Le restaurant Le Toec à Toulouse renaît après un incendie dévastateur, début février. Malgré l’odeur persistante de fumée, le nettoyage est bien avancé. Les travaux de rénovation devraient bientôt commencer, avec une réouverture espérée pour juin.
Il y a un peu plus de trois semaines, une partie du restaurant Le Toec, rue des Amidonniers à Toulouse, partait en fumée. En cause : un problème électrique. La grande salle, principalement touchée, était entièrement noircie.
Pourtant, moins d’un mois après l’incident, l’établissement a déjà repris des couleurs. Sur la façade extérieure, rien ne laisse paraître qu’un feu aurait pu le dévaster. À l’intérieur, l’odeur de cramé est encore bien prégnante. Mais une grosse partie du nettoyage est achevée.
“Chaque jour attendu peut aggraver les dégâts. Il fallait être réactif”, détaille Maxime Petitqueux, à la tête des sociétés Liptak et Petitqueux, spécialisées en sauvetage et rénovation après sinistre. Des produits spéciaux ont dû être utilisés, adaptés au contact de la suie et de l’inox.

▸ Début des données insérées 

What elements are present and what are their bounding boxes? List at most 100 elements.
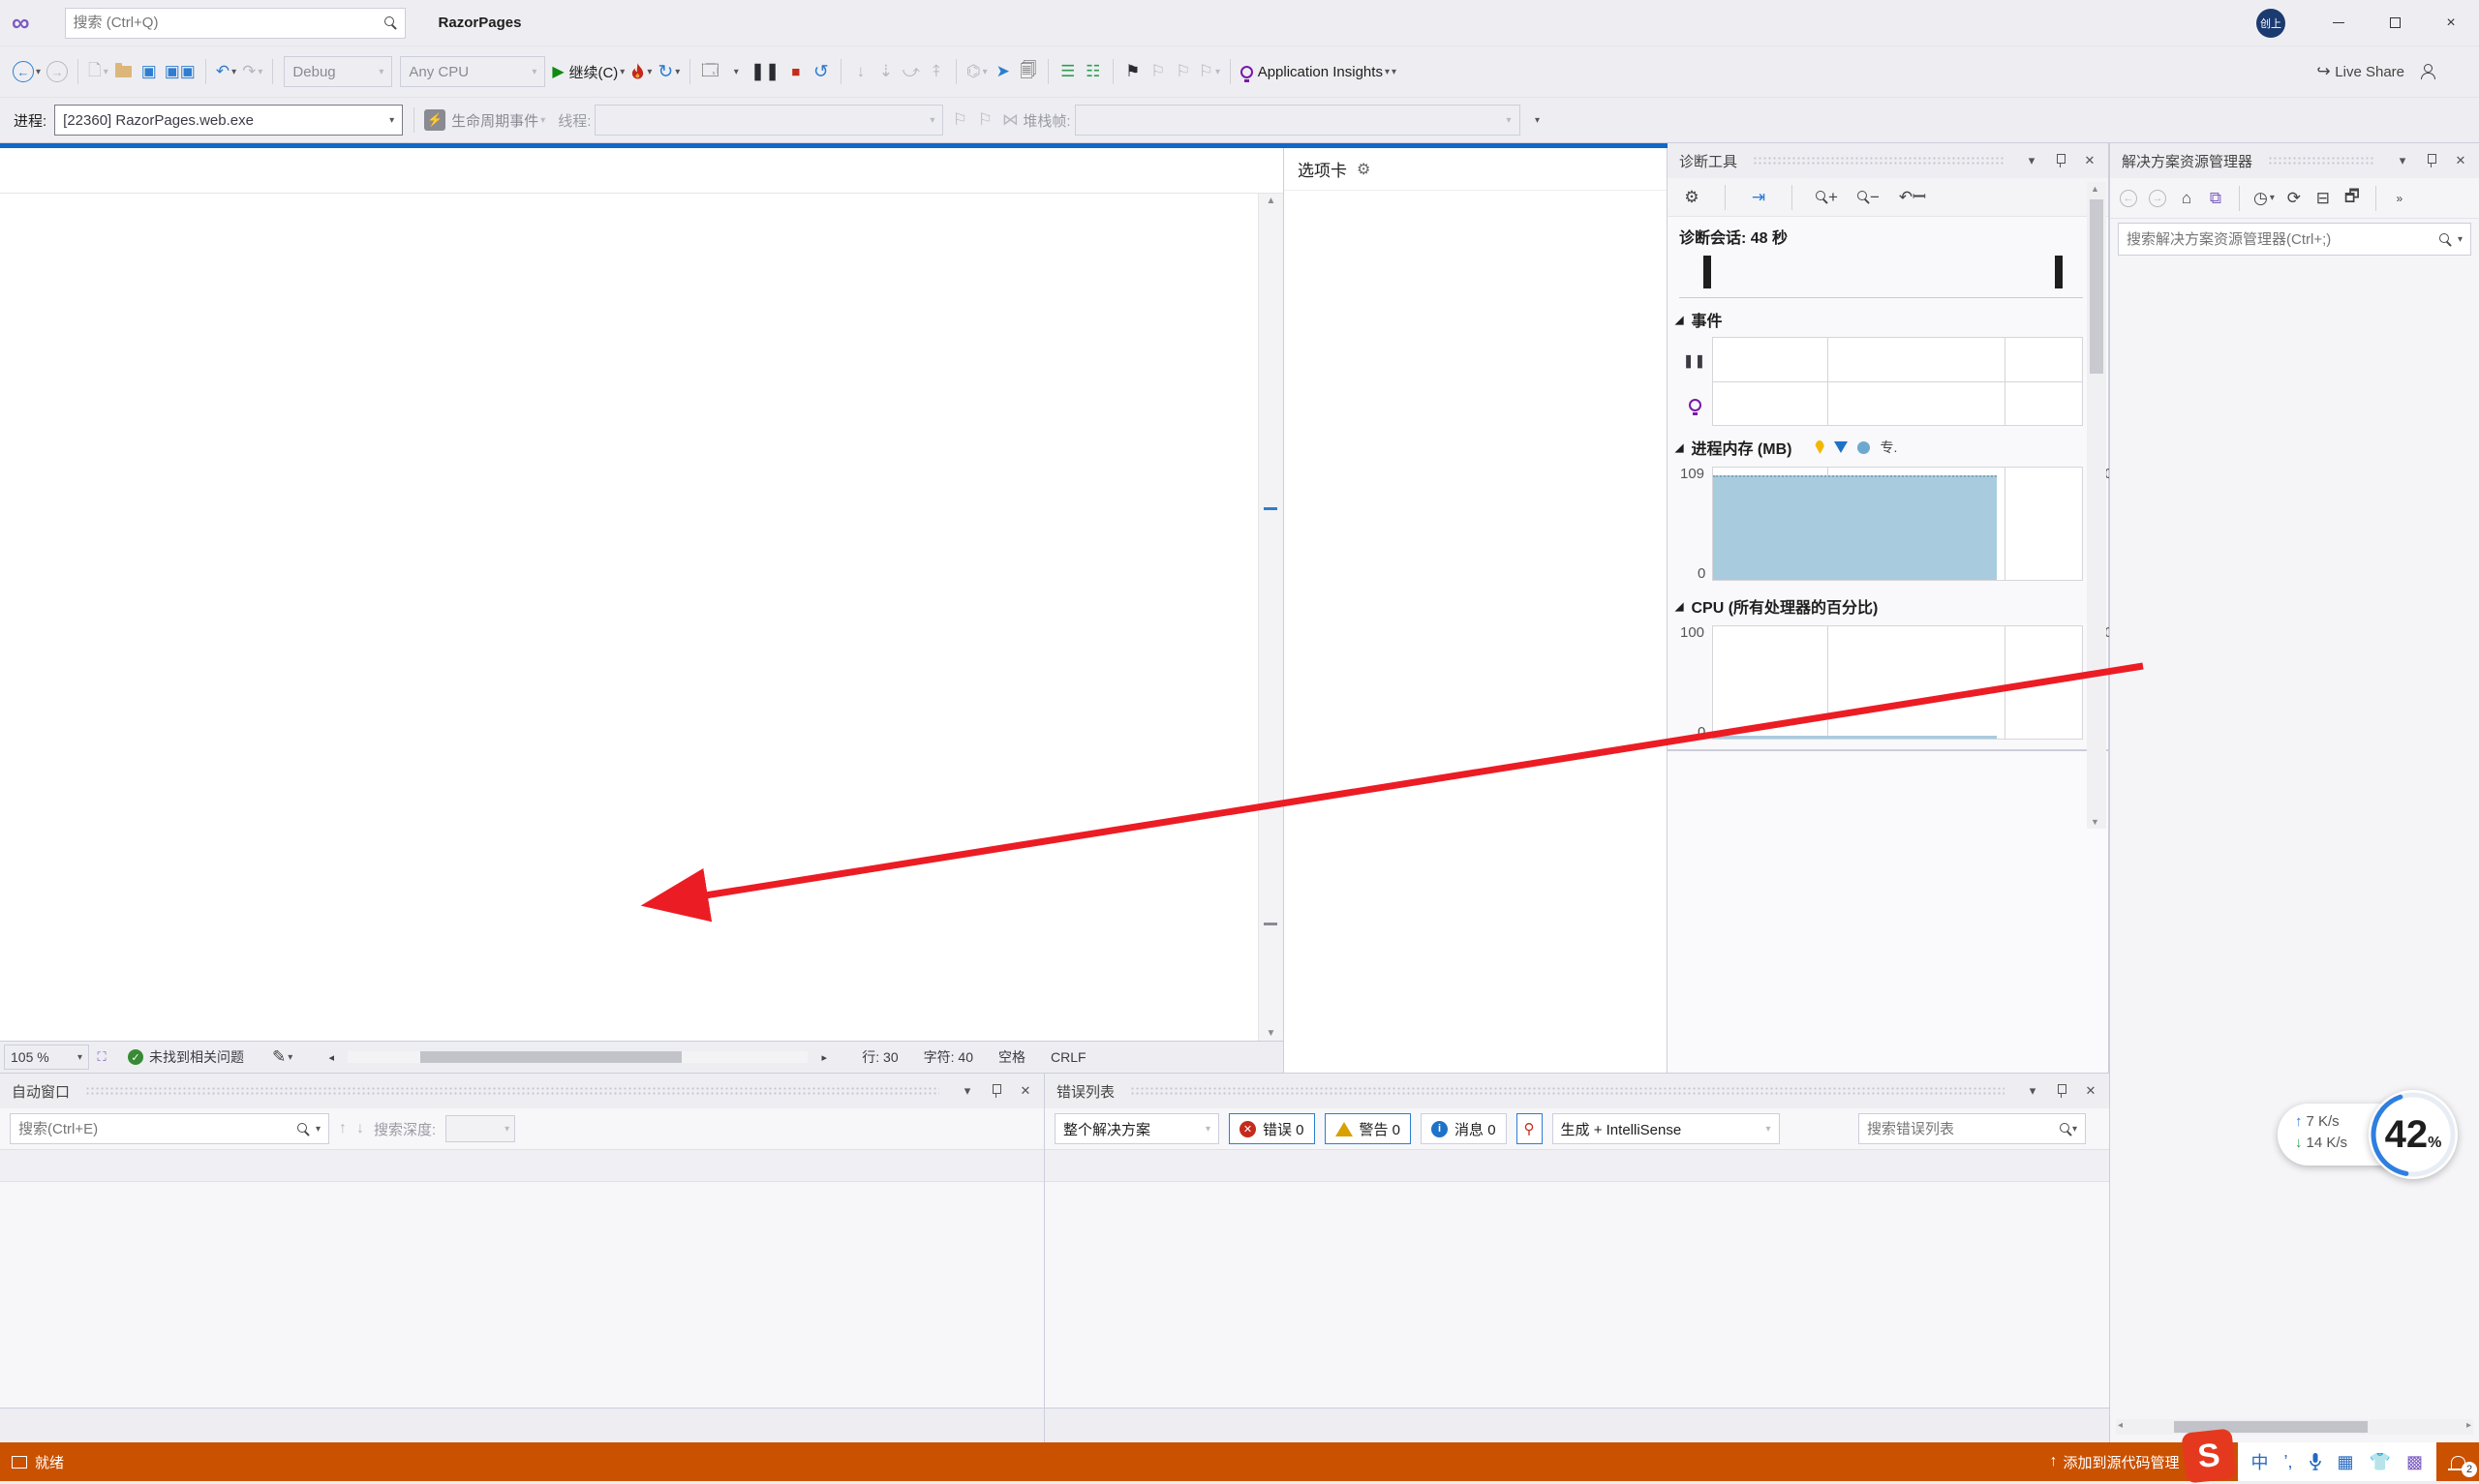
sync-with-active-document-icon[interactable]: ⟳ xyxy=(2281,182,2307,215)
undo-button[interactable]: ↶▾ xyxy=(213,55,239,88)
filter-icon-button[interactable]: ⚲ xyxy=(1516,1113,1543,1144)
save-button[interactable]: ▣ xyxy=(137,55,162,88)
next-bookmark-button[interactable]: ⚐ xyxy=(1171,55,1196,88)
code-editor[interactable]: ▲ ▼ 105 %▾ ⛶ ✓ 未找到相关问题 ✎▾ ◂ ▸ 行: 30 字符: … xyxy=(0,143,1284,1073)
error-list-body[interactable] xyxy=(1045,1182,2109,1408)
se-overflow-icon[interactable]: » xyxy=(2387,182,2412,215)
search-down-icon[interactable]: ↓ xyxy=(356,1120,364,1137)
maximize-button[interactable] xyxy=(2367,0,2423,45)
hscroll-right-icon[interactable]: ▸ xyxy=(811,1041,837,1074)
code-cleanup-icon[interactable]: ✎▾ xyxy=(269,1041,295,1074)
timeline-ruler[interactable] xyxy=(1679,252,2083,298)
outdent-lines-icon[interactable]: ☷ xyxy=(1081,55,1106,88)
conditions-icon[interactable]: ⌬▾ xyxy=(964,55,991,88)
error-search-box[interactable]: ▾ xyxy=(1858,1113,2086,1144)
window-position-icon[interactable]: ▾ xyxy=(2022,1083,2043,1099)
pending-changes-filter-icon[interactable]: ◷▾ xyxy=(2250,182,2278,215)
stop-debugging-button[interactable]: ■ xyxy=(783,55,809,88)
gear-icon[interactable]: ⚙ xyxy=(1357,160,1370,179)
autos-search-input[interactable] xyxy=(18,1121,297,1137)
add-to-source-control-button[interactable]: 添加到源代码管理 xyxy=(2064,1452,2180,1472)
restart-app-button[interactable]: ↺ xyxy=(809,55,834,88)
pin-icon[interactable] xyxy=(2050,154,2071,167)
zoom-out-icon[interactable]: − xyxy=(1854,181,1882,214)
hot-reload-button[interactable]: ▾ xyxy=(627,55,655,88)
close-icon[interactable]: ✕ xyxy=(2080,1083,2101,1099)
close-icon[interactable]: ✕ xyxy=(1015,1083,1036,1099)
memory-section-header[interactable]: 进程内存 (MB) xyxy=(1691,436,1791,459)
cpu-section-header[interactable]: CPU (所有处理器的百分比) xyxy=(1691,594,1878,618)
indent-lines-icon[interactable]: ☰ xyxy=(1056,55,1081,88)
restart-button[interactable]: ↻▾ xyxy=(655,55,683,88)
solution-explorer-hscrollbar[interactable]: ◂▸ xyxy=(2116,1419,2473,1435)
run-to-cursor-icon[interactable]: ➤ xyxy=(991,55,1016,88)
step-into-button[interactable]: ⇣ xyxy=(873,55,899,88)
break-all-button[interactable]: ❚❚ xyxy=(748,55,783,88)
show-next-statement-button[interactable]: ↓ xyxy=(848,55,873,88)
close-button[interactable]: × xyxy=(2423,0,2479,45)
document-outline-icon[interactable]: 🗐 xyxy=(1016,55,1041,88)
toggle-bookmark-button[interactable]: ⚑ xyxy=(1120,55,1146,88)
split-view-icon[interactable]: ⛶ xyxy=(89,1041,114,1074)
search-up-icon[interactable]: ↑ xyxy=(339,1120,347,1137)
ime-language-button[interactable]: 中 xyxy=(2251,1449,2269,1474)
navigate-forward-button[interactable]: → xyxy=(44,55,71,88)
timeline-end-marker[interactable] xyxy=(2055,256,2063,288)
step-over-button[interactable]: ⤻ xyxy=(899,55,924,88)
navigate-back-button[interactable]: ←▾ xyxy=(10,55,44,88)
soft-keyboard-icon[interactable]: ▦ xyxy=(2338,1452,2354,1472)
solution-search-input[interactable] xyxy=(2127,231,2439,248)
autos-search-box[interactable]: ▾ xyxy=(10,1113,329,1144)
hscroll-left-icon[interactable]: ◂ xyxy=(319,1041,344,1074)
timeline-start-marker[interactable] xyxy=(1703,256,1711,288)
code-area[interactable] xyxy=(0,194,1258,1041)
switch-views-icon[interactable]: ⧉ xyxy=(2203,182,2228,215)
preview-selected-icon[interactable]: 🗗 xyxy=(2340,182,2365,215)
lifecycle-events-dropdown[interactable]: ⚡生命周期事件▾ xyxy=(421,104,548,136)
browse-with-button[interactable]: 🗔 xyxy=(697,55,722,88)
open-folder-button[interactable] xyxy=(111,55,137,88)
scroll-down-icon[interactable]: ▼ xyxy=(1259,1028,1283,1039)
ime-toolbar[interactable]: 中 ’, ▦ 👕 ▩ xyxy=(2238,1442,2436,1481)
solution-platform-select[interactable]: Any CPU▾ xyxy=(400,56,545,87)
microphone-icon[interactable] xyxy=(2309,1452,2322,1471)
autos-body[interactable] xyxy=(0,1182,1044,1408)
add-user-icon[interactable] xyxy=(2415,55,2440,88)
window-position-icon[interactable]: ▾ xyxy=(2392,153,2413,168)
editor-vertical-scrollbar[interactable]: ▲ ▼ xyxy=(1258,194,1283,1041)
flag-icon[interactable]: ⚐ xyxy=(947,104,972,136)
flag-thread-icon[interactable]: ⚐ xyxy=(972,104,997,136)
pin-icon[interactable] xyxy=(986,1084,1007,1098)
toolbox-grid-icon[interactable]: ▩ xyxy=(2406,1452,2423,1472)
messages-filter-button[interactable]: i消息 0 xyxy=(1421,1113,1507,1144)
thread-select[interactable]: ▾ xyxy=(595,105,943,136)
home-icon[interactable]: ⌂ xyxy=(2174,182,2199,215)
close-icon[interactable]: ✕ xyxy=(2450,153,2471,168)
continue-button[interactable]: ▶ 继续(C)▾ xyxy=(549,55,627,88)
error-search-input[interactable] xyxy=(1867,1121,2060,1137)
warnings-filter-button[interactable]: 警告 0 xyxy=(1325,1113,1412,1144)
new-file-button[interactable]: 🗋▾ xyxy=(85,55,111,88)
minimize-button[interactable] xyxy=(2311,0,2367,45)
dbgbar-overflow-icon[interactable]: ▾ xyxy=(1524,104,1549,136)
solution-search-box[interactable]: ▾ xyxy=(2118,223,2471,256)
zoom-in-icon[interactable]: + xyxy=(1813,181,1841,214)
pin-icon[interactable] xyxy=(2051,1084,2072,1098)
se-forward-icon[interactable]: → xyxy=(2145,182,2170,215)
se-back-icon[interactable]: ← xyxy=(2116,182,2141,215)
step-out-button[interactable]: ⤉ xyxy=(924,55,949,88)
error-source-select[interactable]: 生成 + IntelliSense▾ xyxy=(1552,1113,1780,1144)
close-icon[interactable]: ✕ xyxy=(2079,153,2100,168)
user-avatar[interactable]: 创上 xyxy=(2256,9,2285,38)
error-scope-select[interactable]: 整个解决方案▾ xyxy=(1055,1113,1219,1144)
memory-percent-widget[interactable]: 42% xyxy=(2369,1090,2458,1179)
collapse-all-icon[interactable]: ⊟ xyxy=(2311,182,2336,215)
quick-search-input[interactable] xyxy=(74,15,384,31)
solution-configuration-select[interactable]: Debug▾ xyxy=(284,56,392,87)
editor-horizontal-scrollbar[interactable] xyxy=(348,1051,808,1063)
reset-view-icon[interactable]: ↶𝄩 xyxy=(1896,181,1929,214)
search-depth-select[interactable]: ▾ xyxy=(445,1115,515,1142)
indent-mode-indicator[interactable]: 空格 xyxy=(998,1047,1025,1067)
punctuation-icon[interactable]: ’, xyxy=(2284,1452,2293,1472)
window-position-icon[interactable]: ▾ xyxy=(2021,153,2042,168)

“Parfois, le choix est fait de tout raser pour repartir à zéro. Mais ici, il fallait plutôt sauver ce qui pouvait l’être. Car c’est une institution. D’ailleurs, le dossier est très suivi par les clients fidèles, c’est impressionnant. Et l’événement avait créé un vrai moment de panique”, relate Charaf Abbach, responsable travaux.
Un Toec 2.0 d’ici juin ?
“C’est préférable d’agir ainsi, plutôt que de tout remplacer”, confirme Jean-Philippe Belmain, propriétaire. Son but : remettre à neuf le lieu, mais sans altérer son âme. “Ça fait 80 ans qu’il existe. C’est devenu un repère pour certains qui n’attendent qu’une chose : sa réouverture.”
Prochaine échéance : le 16 mars, avec la venue des experts. Une étape qui permettra de déterminer le montant des compensations financières, et d’entamer les travaux de réhabilitation plus profonds. “On espère les commencer d’ici fin mars ou début avril, pour rouvrir le 1er juin au maximum”, poursuit le propriétaire, déjà inspiré pour de nouveaux concepts pour son enseigne.
“En ce moment, on n’a rien d’autre à faire que de penser à ça”, sourit-il. Mais il préfère, pour l’heure, garder ses idées secrètes. “L’objectif est de transformer cet épisode en quelque chose de positif, explique-t-il. Certes, ça n’arrive pas qu’aux autres, mais on a la chance d’être tous en pleine santé.” Ses neuf employés ont été placés en chômage technique.